In Game 1, Harper was one of the only Nationals who did hit the ball, lining a first-inning single to right field that accounted for 50 percent of his team's base knocks. Although he went oh-fer in his first three trips on Saturday, the former MVP showed signs that he's starting to come around. After a four-pitch strikeout in the first inning, he stuck around for seven pitches before grounding out to shortstop in the fourth. Then in the sixth, he fouled off five offerings from Lester as part of an eight-pitch battle that ended with another grounder to short. In the eighth, when he jumped all over a 3-1 breaking ball from Edwards, he only needed five pitches to get the job done. And that's all the Nats needed to snap out of their deep lumber slumber.

"The tension and the frustration builds," said Zimmerman, "and sometimes it takes kind of just one hit for everyone to exhale."

There was more than just exhaling going on at Nats Park. As soon as Harper made contact, the sellout crowd of 43,860, which had spent the first seven innings just waiting for a reason to lose it, did just that, springing to its feet as fireworks exploded from the top of the stadium. Inside the first-base dugout, the volume was just as loud.

"A lot of screaming," said Turner of how the Nationals reacted after Harper crossed home plate and came down the steps. "It doesn't get more fun than that right there."

Except for when it does.

Relieved and recharged by Harper's 421-foot depressurizer, the Nats' lineup poured it on. Rendon followed Harper's homer with a walk, which was followed by a single from Daniel Murphy, which was followed by a skyscraping three-run Zimmerman jack that just barely escaped the reach of left fielder Ben Zobrist and sailed over the left field fence. Even though Zimmerman's shot was technically the game winner, it was Harper's heroics that really seemed to get the Nats off the schneid.

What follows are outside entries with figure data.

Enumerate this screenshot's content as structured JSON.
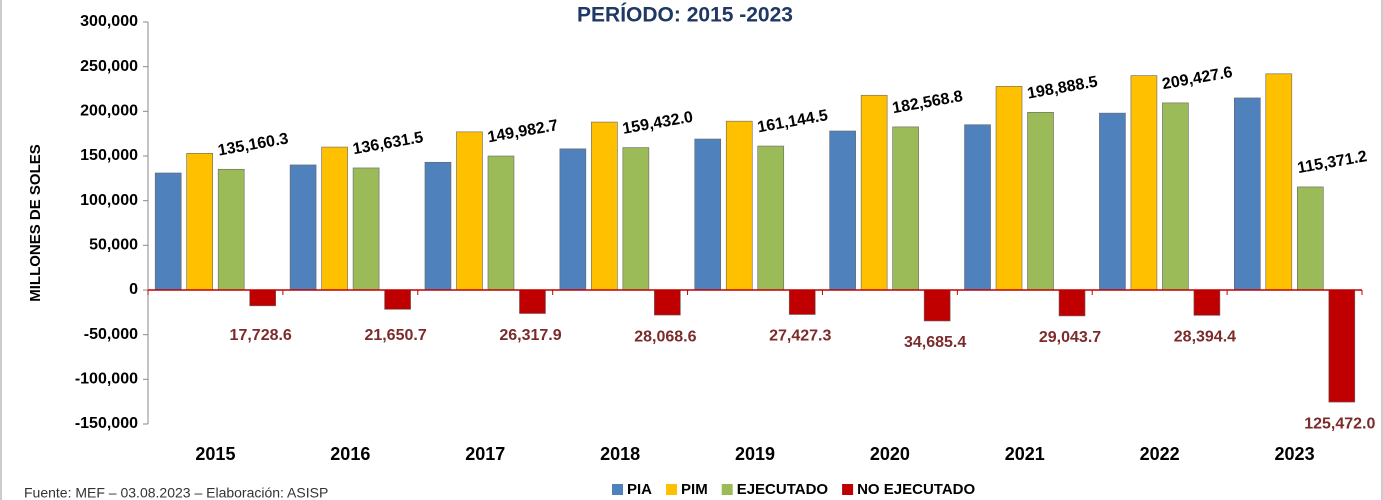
{
  "chart_data": {
    "type": "bar",
    "title": "PERÍODO: 2015 -2023",
    "y_label": "MILLONES DE SOLES",
    "source": "Fuente: MEF – 03.08.2023 – Elaboración: ASISP",
    "categories": [
      "2015",
      "2016",
      "2017",
      "2018",
      "2019",
      "2020",
      "2021",
      "2022",
      "2023"
    ],
    "series": [
      {
        "name": "PIA",
        "color": "#4f81bd",
        "values": [
          131000,
          140000,
          143000,
          158000,
          169000,
          178000,
          185000,
          198000,
          215000
        ]
      },
      {
        "name": "PIM",
        "color": "#ffc000",
        "values": [
          153000,
          160000,
          177000,
          188000,
          189000,
          218000,
          228000,
          240000,
          242000
        ]
      },
      {
        "name": "EJECUTADO",
        "color": "#9bbb59",
        "values": [
          135160.3,
          136631.5,
          149982.7,
          159432.0,
          161144.5,
          182568.8,
          198888.5,
          209427.6,
          115371.2
        ],
        "value_labels": [
          "135,160.3",
          "136,631.5",
          "149,982.7",
          "159,432.0",
          "161,144.5",
          "182,568.8",
          "198,888.5",
          "209,427.6",
          "115,371.2"
        ]
      },
      {
        "name": "NO EJECUTADO",
        "color": "#c00000",
        "values": [
          -17728.6,
          -21650.7,
          -26317.9,
          -28068.6,
          -27427.3,
          -34685.4,
          -29043.7,
          -28394.4,
          -125472.0
        ],
        "value_labels": [
          "17,728.6",
          "21,650.7",
          "26,317.9",
          "28,068.6",
          "27,427.3",
          "34,685.4",
          "29,043.7",
          "28,394.4",
          "125,472.0"
        ]
      }
    ],
    "ylim": [
      -150000,
      300000
    ],
    "yticks": [
      {
        "value": -150000,
        "label": "-150,000"
      },
      {
        "value": -100000,
        "label": "-100,000"
      },
      {
        "value": -50000,
        "label": "-50,000"
      },
      0,
      {
        "value": 50000,
        "label": "50,000"
      },
      {
        "value": 100000,
        "label": "100,000"
      },
      {
        "value": 150000,
        "label": "150,000"
      },
      {
        "value": 200000,
        "label": "200,000"
      },
      {
        "value": 250000,
        "label": "250,000"
      },
      {
        "value": 300000,
        "label": "300,000"
      }
    ],
    "legend": "bottom"
  }
}
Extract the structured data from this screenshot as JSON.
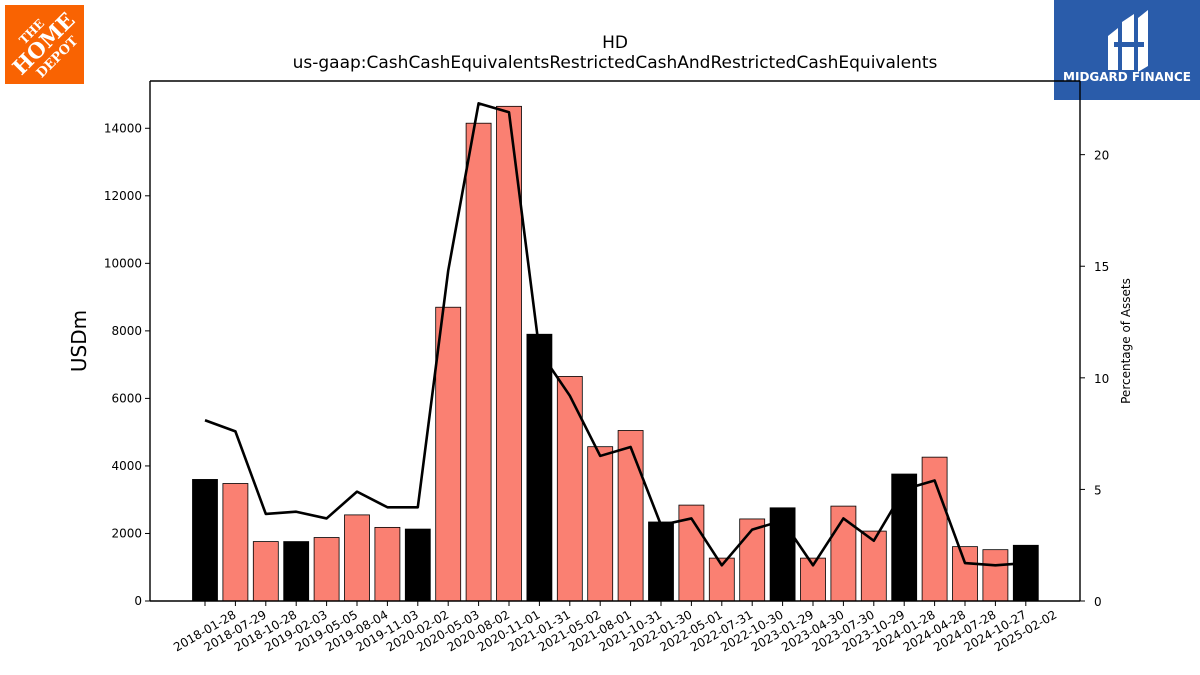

"We just needed that spark," said starter Gio Gonzalez. "It just took off from there. It's like a lighter. It just blew up right there. Bryce always steps up right when it's time. It's unbelievable what he does and how he does it. He's a story, a movie, everything all in one."

"Obviously a huge hit by him to kind of lift that pressure a little bit," added Zimmerman. "One of the bigger homers he's ever hit."

For a player like Harper who has a flare for the dramatic, that's saying a lot.

Counting his Game 2 game-changer, the 24-year-old slugger already has five postseason home runs, two more than anybody in Nats/Expos history. He also has five Opening Day dingers -- most among active players -- not to mention five career walk-off bombs. And that doesn't even include the ninth-inning, pinch-hit homer he clubbed against the Minnesota Twins last year to send the game into extras.

But of all Harper's clutch clouts, perhaps none was bigger than his eighth-inning job on Saturday, the one that broke the seal. The one that tied Game 2 and script-flipped the NLDS, pulling his team back from the brink of a 2-0 deficit and giving the Nationals -- who now fly to Chicago with visions of Game 3 starter Max Scherzer dancing in their heads -- a very real chance of winning their first playoff series ever.

After the game, while his teammates were busy getting showered and changed in preparation for a late-night flight to Chicago, there was Harper, standing outside the Nationals' clubhouse in full uniform, sharing the moment with his father.

"I love you, Pop," Harper told his dad as he gave him a giant bear hug.

"I love you, Big Kid," Ron Harper told his son, squeezing him back.

After the younger Harper had finally disappeared into the clubhouse, the elder Harper stood there a while longer and basked in the afterglow of his boy's latest storybook memory.

"I believe that he's built for those big moments," said Ron, who was Bryce's pitcher for the Home Run Derby at the 2013 All-Star Game. "You've seen 'em the last five or six years."

Harper's father talked about what he's most proud of is how his son has persevered. How he has been able to overcome the gruesome knee injury that, a couple of months ago, appeared to be devastating. How, just when he was ready to return, he got sick, and how he had barely a week to try to get his timing back.

Then the elder Harper stated the obvious:

"It looks like he's starting to get it a little bit."